This is the second post this weekend. Readers may want to view the first one prior to continuing.
I thought it would be helpful to review a period in stock market history far removed from our own so we can get the emotions out of the way. In our time period, it is clear "stocks can never go down again" - at least to some. As many people keep their funds locked away in a 401k account or some other seemingly "safe" vehicle, they are confident the Federal Reserve will always be at their backs, and that this will always keep markets levitated. Some see the beginnings of a decline which is not in five-waves, and they assume a larger decline can not happen. A major Elliott Wave service did this just recently.
So, the period I wish to look at is the 1937 stock market top. It is relatively benign in market history. Nobody really cares about it now. Hey, it wasn't 1929, right? Notice how the first waves off of the top simply - because of overlap - can not be counted as a "five-wave impulsive sequence".
|DJIA Cash - Daily - Ugly 1937 Top|
Yet, after the point marked A in May, there is, indeed, a lower low in September. This is only to advance the point that the initial decline "must" have somehow been in five waves. In fact, the initial decline can be counted as a very ugly five-wave leading contracting diagonal. Some people see an ugly decline of that type and they just think, "naw, that's just three-waves - right?".

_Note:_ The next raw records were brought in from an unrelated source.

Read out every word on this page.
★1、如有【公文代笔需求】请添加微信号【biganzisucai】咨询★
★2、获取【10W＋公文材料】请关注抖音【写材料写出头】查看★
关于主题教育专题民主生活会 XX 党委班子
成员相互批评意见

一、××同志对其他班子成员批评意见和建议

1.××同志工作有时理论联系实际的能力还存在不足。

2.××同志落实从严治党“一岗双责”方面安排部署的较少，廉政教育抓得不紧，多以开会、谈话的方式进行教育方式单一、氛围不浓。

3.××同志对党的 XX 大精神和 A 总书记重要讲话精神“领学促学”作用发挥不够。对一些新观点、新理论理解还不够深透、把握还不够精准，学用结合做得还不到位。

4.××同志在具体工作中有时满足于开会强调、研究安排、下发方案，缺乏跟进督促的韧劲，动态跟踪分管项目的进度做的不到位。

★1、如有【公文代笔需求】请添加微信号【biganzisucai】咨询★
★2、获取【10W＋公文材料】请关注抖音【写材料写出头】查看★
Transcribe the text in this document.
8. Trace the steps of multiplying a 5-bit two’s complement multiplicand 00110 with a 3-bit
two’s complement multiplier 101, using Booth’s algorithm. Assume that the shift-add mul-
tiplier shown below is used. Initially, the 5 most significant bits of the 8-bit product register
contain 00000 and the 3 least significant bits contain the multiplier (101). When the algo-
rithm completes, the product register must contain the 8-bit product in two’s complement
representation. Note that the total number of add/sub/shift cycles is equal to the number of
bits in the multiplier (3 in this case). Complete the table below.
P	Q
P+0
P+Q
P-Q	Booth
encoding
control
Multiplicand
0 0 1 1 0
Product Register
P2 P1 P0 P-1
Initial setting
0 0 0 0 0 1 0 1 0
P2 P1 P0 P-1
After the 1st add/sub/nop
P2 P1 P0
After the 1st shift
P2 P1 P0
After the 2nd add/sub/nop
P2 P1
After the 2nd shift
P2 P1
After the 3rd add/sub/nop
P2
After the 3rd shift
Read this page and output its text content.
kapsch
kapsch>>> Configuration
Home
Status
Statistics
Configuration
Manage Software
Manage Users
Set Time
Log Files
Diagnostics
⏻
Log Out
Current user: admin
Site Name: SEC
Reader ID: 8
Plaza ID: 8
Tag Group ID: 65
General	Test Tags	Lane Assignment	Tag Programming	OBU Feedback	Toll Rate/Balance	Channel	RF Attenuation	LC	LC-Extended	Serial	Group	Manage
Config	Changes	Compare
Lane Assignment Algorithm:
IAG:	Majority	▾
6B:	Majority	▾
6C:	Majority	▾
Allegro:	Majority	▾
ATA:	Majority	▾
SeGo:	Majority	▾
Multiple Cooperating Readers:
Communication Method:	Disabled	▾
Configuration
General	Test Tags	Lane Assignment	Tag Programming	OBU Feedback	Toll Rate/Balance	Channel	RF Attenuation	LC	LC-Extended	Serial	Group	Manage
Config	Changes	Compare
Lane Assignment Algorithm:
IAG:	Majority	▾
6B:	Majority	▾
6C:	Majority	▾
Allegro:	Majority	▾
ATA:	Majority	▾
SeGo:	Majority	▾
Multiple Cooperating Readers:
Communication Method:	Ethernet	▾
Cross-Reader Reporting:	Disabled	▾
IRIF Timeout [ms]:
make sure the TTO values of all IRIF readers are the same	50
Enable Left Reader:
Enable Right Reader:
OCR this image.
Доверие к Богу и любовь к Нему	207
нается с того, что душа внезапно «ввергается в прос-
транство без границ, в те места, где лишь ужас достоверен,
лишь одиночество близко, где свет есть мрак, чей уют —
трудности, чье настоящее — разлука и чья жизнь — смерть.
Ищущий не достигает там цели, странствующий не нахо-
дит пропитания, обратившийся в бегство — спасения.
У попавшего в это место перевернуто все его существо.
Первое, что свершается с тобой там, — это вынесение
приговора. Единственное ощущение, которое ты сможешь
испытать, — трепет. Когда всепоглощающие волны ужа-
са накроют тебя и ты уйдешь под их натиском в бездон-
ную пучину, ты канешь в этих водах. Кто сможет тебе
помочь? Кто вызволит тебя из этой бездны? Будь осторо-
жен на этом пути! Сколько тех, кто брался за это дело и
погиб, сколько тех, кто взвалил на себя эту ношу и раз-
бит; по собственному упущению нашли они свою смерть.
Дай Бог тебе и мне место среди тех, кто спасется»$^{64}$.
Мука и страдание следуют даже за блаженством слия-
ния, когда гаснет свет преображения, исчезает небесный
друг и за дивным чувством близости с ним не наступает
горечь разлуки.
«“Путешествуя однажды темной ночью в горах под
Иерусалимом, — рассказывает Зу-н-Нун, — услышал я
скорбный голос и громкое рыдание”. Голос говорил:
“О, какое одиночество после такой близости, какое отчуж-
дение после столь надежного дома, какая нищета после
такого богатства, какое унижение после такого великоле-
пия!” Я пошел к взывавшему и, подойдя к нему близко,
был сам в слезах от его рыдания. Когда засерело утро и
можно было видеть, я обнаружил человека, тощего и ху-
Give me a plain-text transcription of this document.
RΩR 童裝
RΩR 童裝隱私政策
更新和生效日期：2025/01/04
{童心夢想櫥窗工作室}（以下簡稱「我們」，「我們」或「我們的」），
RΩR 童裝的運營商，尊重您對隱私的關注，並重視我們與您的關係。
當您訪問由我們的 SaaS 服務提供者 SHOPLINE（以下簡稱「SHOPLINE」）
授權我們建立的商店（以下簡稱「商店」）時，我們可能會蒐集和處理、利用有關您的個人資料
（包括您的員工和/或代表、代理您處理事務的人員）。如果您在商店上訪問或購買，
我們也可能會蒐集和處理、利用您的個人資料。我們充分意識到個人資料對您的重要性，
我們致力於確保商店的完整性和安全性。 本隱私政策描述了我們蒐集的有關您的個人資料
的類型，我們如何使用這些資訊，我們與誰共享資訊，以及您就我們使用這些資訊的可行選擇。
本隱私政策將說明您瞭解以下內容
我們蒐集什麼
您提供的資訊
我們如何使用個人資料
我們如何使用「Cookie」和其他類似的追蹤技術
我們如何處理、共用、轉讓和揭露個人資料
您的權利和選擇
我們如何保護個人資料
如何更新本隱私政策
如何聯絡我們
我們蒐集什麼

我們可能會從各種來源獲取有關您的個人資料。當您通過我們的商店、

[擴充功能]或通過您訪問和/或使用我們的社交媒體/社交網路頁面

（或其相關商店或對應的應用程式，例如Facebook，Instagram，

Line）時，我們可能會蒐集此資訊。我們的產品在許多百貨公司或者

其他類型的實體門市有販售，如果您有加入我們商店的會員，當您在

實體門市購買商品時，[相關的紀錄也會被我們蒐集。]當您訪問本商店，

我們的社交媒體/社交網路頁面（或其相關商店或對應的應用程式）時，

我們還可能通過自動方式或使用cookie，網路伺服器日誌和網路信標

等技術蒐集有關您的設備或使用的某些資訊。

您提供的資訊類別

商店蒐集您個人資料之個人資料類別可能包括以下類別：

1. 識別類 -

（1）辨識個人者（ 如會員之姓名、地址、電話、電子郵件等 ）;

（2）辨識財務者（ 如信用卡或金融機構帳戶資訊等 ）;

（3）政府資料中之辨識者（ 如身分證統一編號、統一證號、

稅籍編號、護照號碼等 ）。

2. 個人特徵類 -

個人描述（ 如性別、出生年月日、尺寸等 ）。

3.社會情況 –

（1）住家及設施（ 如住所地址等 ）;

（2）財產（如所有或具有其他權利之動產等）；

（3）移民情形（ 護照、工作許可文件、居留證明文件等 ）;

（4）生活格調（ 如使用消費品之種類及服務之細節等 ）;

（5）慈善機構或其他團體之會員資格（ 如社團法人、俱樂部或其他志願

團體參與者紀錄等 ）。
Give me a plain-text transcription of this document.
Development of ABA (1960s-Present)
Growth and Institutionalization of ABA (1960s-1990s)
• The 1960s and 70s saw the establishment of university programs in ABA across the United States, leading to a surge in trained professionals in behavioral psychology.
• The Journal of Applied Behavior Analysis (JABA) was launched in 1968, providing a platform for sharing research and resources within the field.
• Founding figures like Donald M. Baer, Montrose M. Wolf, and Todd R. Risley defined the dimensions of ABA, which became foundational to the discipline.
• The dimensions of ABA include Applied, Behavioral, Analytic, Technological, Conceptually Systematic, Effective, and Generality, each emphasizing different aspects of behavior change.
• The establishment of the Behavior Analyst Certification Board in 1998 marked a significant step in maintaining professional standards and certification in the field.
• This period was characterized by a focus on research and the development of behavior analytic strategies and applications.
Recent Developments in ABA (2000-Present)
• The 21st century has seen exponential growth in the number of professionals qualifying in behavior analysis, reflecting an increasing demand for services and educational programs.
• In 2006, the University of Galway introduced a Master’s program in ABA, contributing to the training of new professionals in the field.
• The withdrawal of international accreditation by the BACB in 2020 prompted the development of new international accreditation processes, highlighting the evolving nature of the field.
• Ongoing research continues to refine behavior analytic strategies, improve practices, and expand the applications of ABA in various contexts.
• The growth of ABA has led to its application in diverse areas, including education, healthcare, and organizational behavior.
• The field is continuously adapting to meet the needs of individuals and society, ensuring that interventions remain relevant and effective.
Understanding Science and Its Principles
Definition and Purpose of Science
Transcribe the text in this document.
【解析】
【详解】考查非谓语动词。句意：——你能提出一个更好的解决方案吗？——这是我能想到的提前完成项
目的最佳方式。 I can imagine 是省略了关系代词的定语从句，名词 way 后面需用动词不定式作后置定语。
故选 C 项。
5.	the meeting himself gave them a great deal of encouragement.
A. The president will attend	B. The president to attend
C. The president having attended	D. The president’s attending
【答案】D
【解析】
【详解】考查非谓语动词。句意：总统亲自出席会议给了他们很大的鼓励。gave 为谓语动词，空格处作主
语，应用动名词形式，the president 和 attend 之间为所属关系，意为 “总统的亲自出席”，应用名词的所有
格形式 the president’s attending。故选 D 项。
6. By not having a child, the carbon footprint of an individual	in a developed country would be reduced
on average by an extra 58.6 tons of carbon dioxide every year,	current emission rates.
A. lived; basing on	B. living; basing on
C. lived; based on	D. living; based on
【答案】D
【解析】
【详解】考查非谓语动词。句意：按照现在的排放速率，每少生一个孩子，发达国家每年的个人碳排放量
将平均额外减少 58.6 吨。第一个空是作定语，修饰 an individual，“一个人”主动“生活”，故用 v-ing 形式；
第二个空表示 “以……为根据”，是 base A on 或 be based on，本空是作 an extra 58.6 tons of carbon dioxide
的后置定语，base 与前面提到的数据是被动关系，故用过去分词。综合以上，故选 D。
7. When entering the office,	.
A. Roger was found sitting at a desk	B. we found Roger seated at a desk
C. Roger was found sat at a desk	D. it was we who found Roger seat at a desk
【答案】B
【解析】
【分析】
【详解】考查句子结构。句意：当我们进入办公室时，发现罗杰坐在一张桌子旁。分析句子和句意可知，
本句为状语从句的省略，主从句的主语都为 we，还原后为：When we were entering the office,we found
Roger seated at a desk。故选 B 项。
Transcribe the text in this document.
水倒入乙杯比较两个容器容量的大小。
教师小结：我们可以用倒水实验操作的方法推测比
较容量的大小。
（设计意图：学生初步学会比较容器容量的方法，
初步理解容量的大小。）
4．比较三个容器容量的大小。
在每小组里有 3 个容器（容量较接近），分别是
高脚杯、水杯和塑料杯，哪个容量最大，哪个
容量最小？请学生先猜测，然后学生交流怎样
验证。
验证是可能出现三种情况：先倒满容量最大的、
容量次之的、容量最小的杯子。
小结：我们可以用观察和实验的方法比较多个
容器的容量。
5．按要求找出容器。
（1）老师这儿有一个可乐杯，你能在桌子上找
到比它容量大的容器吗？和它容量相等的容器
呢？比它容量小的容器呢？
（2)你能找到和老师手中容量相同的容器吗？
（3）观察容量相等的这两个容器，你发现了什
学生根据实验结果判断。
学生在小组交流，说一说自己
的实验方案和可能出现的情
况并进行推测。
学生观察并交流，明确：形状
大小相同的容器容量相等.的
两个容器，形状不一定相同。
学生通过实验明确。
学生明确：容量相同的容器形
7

But, following the A wave, there is an even uglier three wave rise (including a failure) which is the (a) wave of a larger B wave expanded flat, followed by the new marginal low (b) wave decline. And this is followed by a literally massive (c) wave up. As the Fibonacci ruler on the right shows, the (c) wave is the 2.618 x (a) Fibonacci extension - to the pip! And, this is very near confluence with the 78.6% Fibonacci retracement level of the A wave - shown by the Fibonacci ruler on the left.
These Fibonacci measurements should be highly persuasive that the count shown is correct. How else would these measurements have worked out so perfectly?
My real question for all readers is this: after that massive and rapid five-wave increase in prices, are you still bearish on stocks in August of 1937? Are you one of those who cites the "recent strength in stocks?" Do you automatically assume "stocks are going over the top"?. Or are you calm, patient and neutral? Do you spend most of your time actually measuring and counting the waves? Do you base your wave view on the measurements, or on your internal emotions?
I ask the question only so you can see how these things work out sometimes. I have shown you the lower low only to help demonstrate the point. Interested Elliott Wave students should look to see if they can find how low the actual decline went. It might surprise you.
This can't happen again, right? The FED has the wind at our back, right? A lot of things are different from 1937, aren't they? Well, yes they are. What does that rule in or rule out?
Have an excellent rest of the weekend.